While this is a huge problem for consumers, it's also a huge problem for the companies who are being used to disguise the fraud. According to the Anti-Phishing Working Group, the No. 1 company of hijack choice is currently Citibank with U.S. Bank and eBay taking up positions 2 and 3.
Not surprising is the fact that banking and financial institutions top the list of companies who are most targeted for this type of offer accounting for 1,642 of the 1,974 unique phishing e-mails in July 2004. The vast majority of these offers also originate in the U.S. (with South Korea and China vying for 2nd place).
To their credit, the Citibank Web site provides a tutorial of sorts that explains to customers what phishing is and how to spot fraudulent requests for information. They also have an internal watchdog group that monitors fraudulent offers in their name.
According to the Citibank site, the best form of defense against being a victim of fraud is to learn how to stay protected by being aware of fraudulent offers.

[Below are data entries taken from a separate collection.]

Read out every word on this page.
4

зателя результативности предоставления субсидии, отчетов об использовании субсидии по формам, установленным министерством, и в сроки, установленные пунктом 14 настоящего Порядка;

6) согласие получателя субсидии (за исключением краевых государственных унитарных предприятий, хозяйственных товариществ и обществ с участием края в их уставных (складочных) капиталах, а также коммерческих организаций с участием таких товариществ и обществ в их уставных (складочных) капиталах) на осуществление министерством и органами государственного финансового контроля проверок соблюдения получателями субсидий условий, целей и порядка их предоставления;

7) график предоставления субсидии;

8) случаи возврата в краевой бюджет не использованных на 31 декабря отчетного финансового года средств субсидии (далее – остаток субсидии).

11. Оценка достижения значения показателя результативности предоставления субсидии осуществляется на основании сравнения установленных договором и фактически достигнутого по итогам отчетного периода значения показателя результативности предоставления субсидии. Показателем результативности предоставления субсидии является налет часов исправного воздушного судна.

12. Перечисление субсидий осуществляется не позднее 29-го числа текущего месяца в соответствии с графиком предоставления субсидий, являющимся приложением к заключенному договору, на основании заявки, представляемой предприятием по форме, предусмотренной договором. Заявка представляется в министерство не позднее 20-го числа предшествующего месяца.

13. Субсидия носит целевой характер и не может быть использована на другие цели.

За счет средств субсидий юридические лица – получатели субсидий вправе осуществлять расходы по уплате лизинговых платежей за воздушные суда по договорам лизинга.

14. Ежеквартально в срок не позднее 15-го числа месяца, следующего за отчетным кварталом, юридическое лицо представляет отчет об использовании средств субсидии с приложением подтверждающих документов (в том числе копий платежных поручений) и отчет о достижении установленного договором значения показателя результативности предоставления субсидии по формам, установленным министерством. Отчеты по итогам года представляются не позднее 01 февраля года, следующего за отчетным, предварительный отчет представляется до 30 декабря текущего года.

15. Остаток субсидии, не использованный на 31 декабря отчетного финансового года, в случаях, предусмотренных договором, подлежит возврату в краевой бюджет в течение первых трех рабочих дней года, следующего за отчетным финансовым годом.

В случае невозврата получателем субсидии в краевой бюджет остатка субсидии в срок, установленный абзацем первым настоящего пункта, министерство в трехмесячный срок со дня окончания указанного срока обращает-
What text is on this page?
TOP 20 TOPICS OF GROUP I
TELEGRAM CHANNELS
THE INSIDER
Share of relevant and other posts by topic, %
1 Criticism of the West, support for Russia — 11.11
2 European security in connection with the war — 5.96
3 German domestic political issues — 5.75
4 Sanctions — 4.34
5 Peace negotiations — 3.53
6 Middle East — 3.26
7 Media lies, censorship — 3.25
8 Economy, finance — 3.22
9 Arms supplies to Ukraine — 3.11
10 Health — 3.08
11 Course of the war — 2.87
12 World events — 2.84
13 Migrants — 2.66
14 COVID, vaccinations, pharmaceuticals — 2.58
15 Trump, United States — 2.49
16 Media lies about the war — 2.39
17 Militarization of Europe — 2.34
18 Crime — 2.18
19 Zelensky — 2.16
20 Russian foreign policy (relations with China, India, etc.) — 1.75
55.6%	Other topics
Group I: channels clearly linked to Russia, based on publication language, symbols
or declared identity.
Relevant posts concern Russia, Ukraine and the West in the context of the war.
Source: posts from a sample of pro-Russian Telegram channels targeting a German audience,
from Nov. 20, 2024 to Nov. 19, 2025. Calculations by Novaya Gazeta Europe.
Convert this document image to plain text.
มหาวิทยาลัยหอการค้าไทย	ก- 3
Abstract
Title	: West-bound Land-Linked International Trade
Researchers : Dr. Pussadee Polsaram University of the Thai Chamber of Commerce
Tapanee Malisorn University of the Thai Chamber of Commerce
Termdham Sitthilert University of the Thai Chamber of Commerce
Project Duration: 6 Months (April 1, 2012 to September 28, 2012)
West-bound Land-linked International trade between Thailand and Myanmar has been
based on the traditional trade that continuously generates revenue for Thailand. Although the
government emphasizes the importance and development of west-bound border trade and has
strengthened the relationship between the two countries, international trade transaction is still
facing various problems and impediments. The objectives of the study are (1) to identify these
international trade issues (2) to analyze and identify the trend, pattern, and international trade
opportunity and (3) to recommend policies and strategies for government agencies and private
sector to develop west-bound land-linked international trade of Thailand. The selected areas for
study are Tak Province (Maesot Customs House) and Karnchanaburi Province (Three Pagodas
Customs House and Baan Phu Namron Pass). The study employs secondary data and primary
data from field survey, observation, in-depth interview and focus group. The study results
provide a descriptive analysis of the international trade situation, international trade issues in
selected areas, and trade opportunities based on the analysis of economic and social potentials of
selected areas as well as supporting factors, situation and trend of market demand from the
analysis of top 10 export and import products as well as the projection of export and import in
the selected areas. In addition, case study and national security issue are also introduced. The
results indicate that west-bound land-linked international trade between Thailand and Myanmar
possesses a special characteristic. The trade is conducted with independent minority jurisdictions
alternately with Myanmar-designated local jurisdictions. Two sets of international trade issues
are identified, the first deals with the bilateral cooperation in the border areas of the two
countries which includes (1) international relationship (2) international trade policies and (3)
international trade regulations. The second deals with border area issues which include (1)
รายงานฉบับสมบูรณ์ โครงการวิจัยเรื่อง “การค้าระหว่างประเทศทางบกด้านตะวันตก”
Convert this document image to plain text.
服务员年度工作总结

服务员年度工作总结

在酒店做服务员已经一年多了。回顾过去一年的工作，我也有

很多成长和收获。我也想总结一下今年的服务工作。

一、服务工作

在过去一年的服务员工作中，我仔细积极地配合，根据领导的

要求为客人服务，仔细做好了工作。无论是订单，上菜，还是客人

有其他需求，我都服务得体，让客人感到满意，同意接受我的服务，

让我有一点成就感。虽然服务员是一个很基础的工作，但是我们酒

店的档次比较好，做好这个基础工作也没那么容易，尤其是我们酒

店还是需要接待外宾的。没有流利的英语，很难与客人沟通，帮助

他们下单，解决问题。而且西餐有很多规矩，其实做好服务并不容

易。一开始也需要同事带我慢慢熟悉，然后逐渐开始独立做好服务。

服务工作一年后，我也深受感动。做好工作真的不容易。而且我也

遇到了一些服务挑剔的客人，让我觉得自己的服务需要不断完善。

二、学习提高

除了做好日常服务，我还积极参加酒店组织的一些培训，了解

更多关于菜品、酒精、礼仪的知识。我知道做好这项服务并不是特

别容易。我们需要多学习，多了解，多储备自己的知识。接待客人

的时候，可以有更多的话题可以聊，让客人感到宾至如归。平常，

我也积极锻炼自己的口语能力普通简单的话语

They also recommend not following e-mail links but instead going directly to the site in question, to change passwords and PIN numbers every few months and to avoid giving away any personal information without first being able to verify that the offer or need is legit.
While this may be a problem without an immediate solution, we can hopefully find ways to spread the knowledge around to protect those people who might still be a bit too trusting or willing to believe that with their minimal effort and access to a personal checking account they too can become overnight millionaires.